Interfacial catalytic behaviors of atomic thin SnS2 layer in Li-O2 batteries

• Published in: Applied surface science Vol. 623; p. 157028
• Main Authors: Meng, Fanbo, Qin, Jiayao, Zhang, Haolin, Xiong, Xingyu, Hu, Renzong
• Format: Journal Article
• Language: English
• Published: Elsevier B.V 30.06.2023
• Subjects: Cathode Catalyst; Interfacial Reaction; Li-O2 battery; ORR; SnS2; Li-O2 battery; Interfacial Reaction; SnS2; Cathode Catalyst; ORR
• ISSN: 0169-4332
• DOI: 10.1016/j.apsusc.2023.157028

The interfacial catalytic behaviors of atomic thin SnS2 film on promoting ORR and OER processes in rechargeable Li-O2 batteries are investigated via several ex-situ experimental measurements and theoretical calculations. [Display omitted] •The generation of Sn4+/Sn2+ redox couple act as the catalytic active sites in Li-O2 batteries.•Reaction mechanism between intermediate LiO2 and discharge product Li2O2 is proposed.•Interfacial catalytic active crystalline plane in the SnS2 catalyst is discussed.•Detailed interfacial behaviors of SnS2 are investigated via DFT calculations.

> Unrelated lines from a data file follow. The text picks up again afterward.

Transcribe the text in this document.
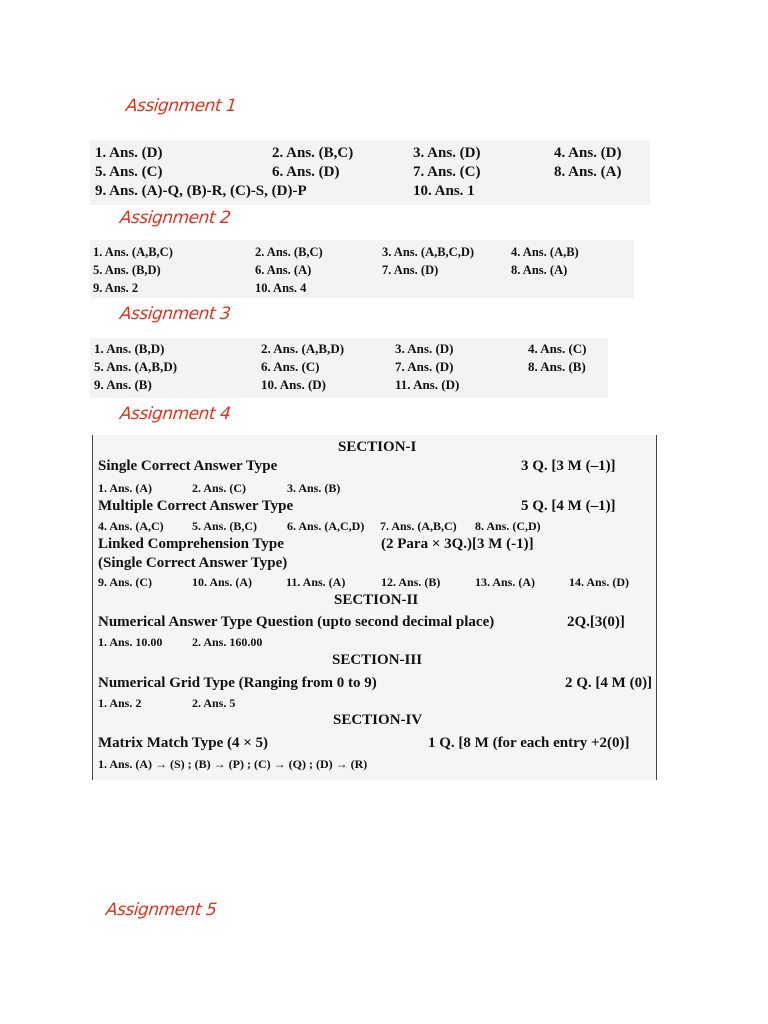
Assignment 1
1. Ans. (D)	2. Ans. (B,C)	3. Ans. (D)	4. Ans. (D)
5. Ans. (C)	6. Ans. (D)	7. Ans. (C)	8. Ans. (A)
9. Ans. (A)-Q, (B)-R, (C)-S, (D)-P	10. Ans. 1
Assignment 2
1. Ans. (A,B,C)	2. Ans. (B,C)	3. Ans. (A,B,C,D)	4. Ans. (A,B)
5. Ans. (B,D)	6. Ans. (A)	7. Ans. (D)	8. Ans. (A)
9. Ans. 2	10. Ans. 4
Assignment 3
1. Ans. (B,D)	2. Ans. (A,B,D)	3. Ans. (D)	4. Ans. (C)
5. Ans. (A,B,D)	6. Ans. (C)	7. Ans. (D)	8. Ans. (B)
9. Ans. (B)	10. Ans. (D)	11. Ans. (D)
Assignment 4
SECTION-I
Single Correct Answer Type	3 Q. [3 M (–1)]
1. Ans. (A)	2. Ans. (C)	3. Ans. (B)
Multiple Correct Answer Type	5 Q. [4 M (–1)]
4. Ans. (A,C) 5. Ans. (B,C) 6. Ans. (A,C,D) 7. Ans. (A,B,C) 8. Ans. (C,D)
Linked Comprehension Type	(2 Para × 3Q.)[3 M (-1)]
(Single Correct Answer Type)
9. Ans. (C)	10. Ans. (A)	11. Ans. (A)	12. Ans. (B)	13. Ans. (A)	14. Ans. (D)
SECTION-II
Numerical Answer Type Question (upto second decimal place)	2Q.[3(0)]
1. Ans. 10.00 2. Ans. 160.00
SECTION-III
Numerical Grid Type (Ranging from 0 to 9)	2 Q. [4 M (0)]
1. Ans. 2	2. Ans. 5
SECTION-IV
Matrix Match Type (4 × 5)	1 Q. [8 M (for each entry +2(0)]
1. Ans. (A) → (S) ; (B) → (P) ; (C) → (Q) ; (D) → (R)
Assignment 5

Li-O2 battery has been considered to be one of the promising energy storage devices due to its extreme large theoretical energy density. However, the severe electrochemical polarization and irreversible decomposition of the discharge product Li2O2 dramatically prevent its widely applications. In this article, a low-cost 2D atomic thin few-layer SnS2 catalysts synthesized via a modified hydrothermal method are employed as the catalyst cathode for the Li-O2 batteries. The catalytic properties of atomic thin SnS2 layer in the Li-O2 batteries are discussed through systematic experiments and theoretical calculations. It is found that the generation of Sn4+/Sn2+ redox couple in the SnS2 catalyst may act as the active catalytic sites on promoting formation/decomposition for the intermediate LiO2 and discharge product Li2O2 throughout the cycling processes. Moreover, it is calculated that the (001) plane for the SnS2 cathode can reduce the adsorption energy barrier and the catalytic reaction energy gaps for the interface electrochemical reaction in the Li-O2 batteries. Our work may not only reveal the catalystic mechanism of SnS2 for promoting ORR/OER processes in Li-O2 batteries, but also pave a way to explore new SnS2-based electrocatalysts for energy conversion and storage in the future.